New Town Manager Justine Jones has been on the jon since June 3. Debbie Herrera | Johnstonian News

From staff reports

KENLY — After meeting behind closed doors on Friday, the Kenly Town Council said nothing about the resignations of the town’s full-time police force, town clerk and utilities clerk.



“No action will be done tonight,” Mayor Tooie Hales said after he welcomed the public into the council’s meeting room.

But Hales also said the council would continue talking about the resignations. “We will be setting up another special meeting, and prior notice will be given,” the mayor said. “It will likely be on Wednesday or Thursday.”

Gibson

In a Facebook post on July 20, Kenly Police Chief Josh Gibson said he and his full-time officers had submitted their resignations. Also resigning, he said, were Town Clerk Sharon Evans and Utility Clerk Christy Thomas.

Gibson blamed Town Manager Justine Jones for the departures. “The new manager has created an environment (in which) I do not feel we can perform our duties and services to the community,” he said.

Reached by phone Thursday morning, Jones said she was “not a liberty to comment.”

“I’ve been directed to redirect any comments to our town attorney,” she said.

Chip Hewett of Hewett Law Group in Selma is the town’s attorney. He did not return a phone call seeking comment.

The new manager

A unanimous choice of the Kenly Town Council, Jones began work on June 3. Before coming to Kenly, she had worked for local governments in Minnesota, Virginia and the Carolinas. Jones began her municipal career as executive assistant to the city manager in Norfolk, Virginia. She later served as a management and budget analyst and as a department director.

“I welcome the challenge of overseeing the town’s operations, and I am looking forward to working with the mayor, Town Council and the talented and committed staff of Kenly,” Jones said in a statement the town released shortly before she began work.

She called the town’s employees a “dedicated team that possesses an extensive understanding of Kenly’s services.”

“Together, we will continue providing excellent services to our community,” Jones said.

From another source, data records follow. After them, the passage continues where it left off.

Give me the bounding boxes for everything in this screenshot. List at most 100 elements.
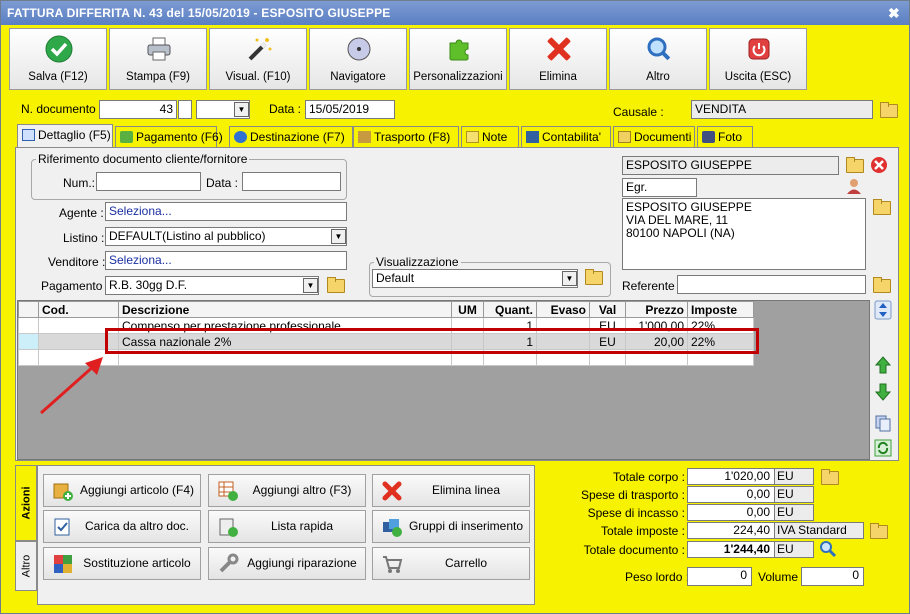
quick-list-button[interactable]: Lista rapida [208, 510, 366, 543]
print-button[interactable]: Stampa (F9) [109, 28, 207, 90]
totale-corpo-folder-icon[interactable] [819, 467, 839, 485]
remove-customer-icon[interactable] [870, 156, 888, 174]
spese-trasporto-value[interactable]: 0,00 [687, 486, 775, 503]
customer-address[interactable]: ESPOSITO GIUSEPPE VIA DEL MARE, 11 80100… [622, 198, 866, 270]
zoom-icon[interactable] [819, 540, 837, 558]
move-top-icon[interactable] [874, 300, 892, 320]
copy-icon[interactable] [874, 413, 892, 433]
other-button-label: Altro [646, 71, 670, 83]
tab-dettaglio[interactable]: Dettaglio (F5) [17, 124, 113, 148]
exit-button[interactable]: Uscita (ESC) [709, 28, 807, 90]
row-indicator-header [18, 301, 39, 318]
tab-destinazione-label: Destinazione (F7) [250, 130, 345, 144]
chevron-down-icon[interactable]: ▼ [234, 102, 249, 117]
causale-folder-icon[interactable] [878, 100, 898, 118]
customer-folder-icon[interactable] [844, 155, 864, 173]
move-down-icon[interactable] [874, 382, 892, 402]
listino-select[interactable]: DEFAULT(Listino al pubblico) [105, 227, 347, 246]
groups-button[interactable]: Gruppi di inserimento [372, 510, 530, 543]
tab-contabilita[interactable]: Contabilita' [521, 126, 611, 148]
ndoc-suffix-input[interactable] [178, 100, 192, 119]
column-header[interactable]: UM [451, 301, 484, 318]
add-other-label: Aggiungi altro (F3) [252, 483, 352, 497]
causale-input[interactable]: VENDITA [691, 100, 873, 119]
window-title-text: FATTURA DIFFERITA N. 43 del 15/05/2019 -… [7, 6, 391, 20]
lines-grid[interactable]: Cod. Descrizione UM Quant. Evaso Val Pre… [17, 300, 870, 460]
row-indicator [18, 317, 39, 334]
tab-destinazione[interactable]: Destinazione (F7) [229, 126, 353, 148]
spese-incasso-value[interactable]: 0,00 [687, 504, 775, 521]
address-folder-icon[interactable] [871, 197, 891, 215]
tab-trasporto[interactable]: Trasporto (F8) [353, 126, 459, 148]
visualize-button[interactable]: Visual. (F10) [209, 28, 307, 90]
cart-button[interactable]: Carrello [372, 547, 530, 580]
date-input[interactable]: 15/05/2019 [305, 100, 395, 119]
referente-folder-icon[interactable] [871, 275, 891, 293]
column-header[interactable]: Val [589, 301, 626, 318]
chevron-down-icon[interactable]: ▼ [562, 271, 577, 286]
close-icon[interactable]: ✖ [885, 4, 903, 22]
refresh-icon[interactable] [874, 438, 892, 458]
tab-pagamento[interactable]: Pagamento (F6) [115, 126, 223, 148]
peso-lordo-input[interactable]: 0 [687, 567, 752, 586]
ref-date-input[interactable] [242, 172, 341, 191]
visualizzazione-folder-icon[interactable] [583, 267, 603, 285]
customer-name-input[interactable]: ESPOSITO GIUSEPPE [622, 156, 839, 175]
tab-note[interactable]: Note [461, 126, 519, 148]
column-header[interactable]: Evaso [536, 301, 590, 318]
load-doc-button[interactable]: Carica da altro doc. [43, 510, 201, 543]
num-label: Num.: [63, 176, 96, 190]
ndoc-input[interactable]: 43 [99, 100, 177, 119]
venditore-input[interactable]: Seleziona... [105, 251, 347, 270]
add-repair-label: Aggiungi riparazione [247, 556, 357, 570]
other-button[interactable]: Altro [609, 28, 707, 90]
imposte-folder-icon[interactable] [868, 521, 888, 539]
column-header[interactable]: Descrizione [118, 301, 452, 318]
add-other-button[interactable]: Aggiungi altro (F3) [208, 474, 366, 507]
delete-line-button[interactable]: Elimina linea [372, 474, 530, 507]
chevron-down-icon[interactable]: ▼ [303, 278, 318, 293]
pagamento-label: Pagamento : [41, 279, 110, 293]
quick-list-label: Lista rapida [270, 519, 334, 533]
column-header[interactable]: Prezzo [625, 301, 688, 318]
date-label: Data : [269, 102, 302, 116]
highlight-box [105, 328, 759, 354]
column-header[interactable]: Imposte [687, 301, 754, 318]
repair-icon [219, 553, 239, 573]
num-input[interactable] [96, 172, 201, 191]
replace-article-button[interactable]: Sostituzione articolo [43, 547, 201, 580]
navigator-button[interactable]: Navigatore [309, 28, 407, 90]
customize-button[interactable]: Personalizzazioni [409, 28, 507, 90]
volume-input[interactable]: 0 [801, 567, 864, 586]
tab-documenti[interactable]: Documenti [613, 126, 695, 148]
spese-trasporto-label: Spese di trasporto : [580, 488, 685, 502]
pagamento-folder-icon[interactable] [325, 275, 345, 293]
load-doc-label: Carica da altro doc. [84, 519, 190, 533]
check-icon [45, 35, 73, 63]
chevron-down-icon[interactable]: ▼ [331, 229, 346, 244]
visualizzazione-select[interactable]: Default [372, 269, 578, 288]
totale-imposte-unit: IVA Standard [774, 522, 864, 539]
totale-documento-label: Totale documento : [583, 543, 685, 557]
tab-altro[interactable]: Altro [15, 541, 37, 591]
spese-incasso-label: Spese di incasso : [587, 506, 685, 520]
save-button[interactable]: Salva (F12) [9, 28, 107, 90]
delete-button[interactable]: Elimina [509, 28, 607, 90]
column-header[interactable]: Cod. [38, 301, 119, 318]
move-up-icon[interactable] [874, 355, 892, 375]
pagamento-select[interactable]: R.B. 30gg D.F. [105, 276, 319, 295]
agente-input[interactable]: Seleziona... [105, 202, 347, 221]
add-article-button[interactable]: Aggiungi articolo (F4) [43, 474, 201, 507]
tab-foto[interactable]: Foto [697, 126, 753, 148]
column-header[interactable]: Quant. [483, 301, 537, 318]
add-repair-button[interactable]: Aggiungi riparazione [208, 547, 366, 580]
invoice-window: FATTURA DIFFERITA N. 43 del 15/05/2019 -… [0, 0, 910, 614]
person-search-icon[interactable] [844, 177, 864, 195]
referente-input[interactable] [677, 275, 866, 294]
peso-lordo-label: Peso lordo : [625, 570, 690, 584]
title-input[interactable]: Egr. [622, 178, 697, 197]
tab-azioni[interactable]: Azioni [15, 465, 37, 541]
compass-icon [347, 37, 371, 61]
tab-trasporto-label: Trasporto (F8) [374, 130, 451, 144]
groups-icon [383, 519, 402, 537]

In his Facebook post, Gibson said he did not know his next step. “I am letting the Lord lead the way,” he said. “I have loved this community; it has become family and one of my greatest honors to serve. God bless you all in Kenly.”

Success, controversy

Gibson joined the Kenly Police Department as a rookie in 2001 and worked as a K-9 handler, sergeant, temporary lieutenant and interim chief before being named to the top job on a permanent basis in April 2007.

In his first decade leading Kenly’s law enforcement efforts, Gibson employed a zero-tolerance approach to drug offenses that he credited with achieving a nearly 800% reduction in crime. Kenly saw reportable crimes plunge from about 4,000 a year in 2004 and 2005 to just 470 in 2013, Gibson told The Wilson Times for a February 2014 story. 

Gibson and a female police officer sued Kenly mayoral candidate Terry Ray Baker in 2017, accusing him of libel and defamation of character over a campaign news release Baker wrote and posted to social media. The plaintiffs dismissed the lawsuit after Baker lost the election, with Baker later describing the court filing as a frivolous claim intended to sabotage his chances of becoming mayor. 

The State Bureau of Investigation examined personnel issues at the Kenly Police Department after Gibson and District Attorney Susan Doyle requested a state investigation in September 2019. 

Less than a month later, the town of Kenly fired a police lieutenant after an investigation into his conduct that officials described as separate from the SBI’s inquiry. 

Agents’ findings in the state investigation were never made public.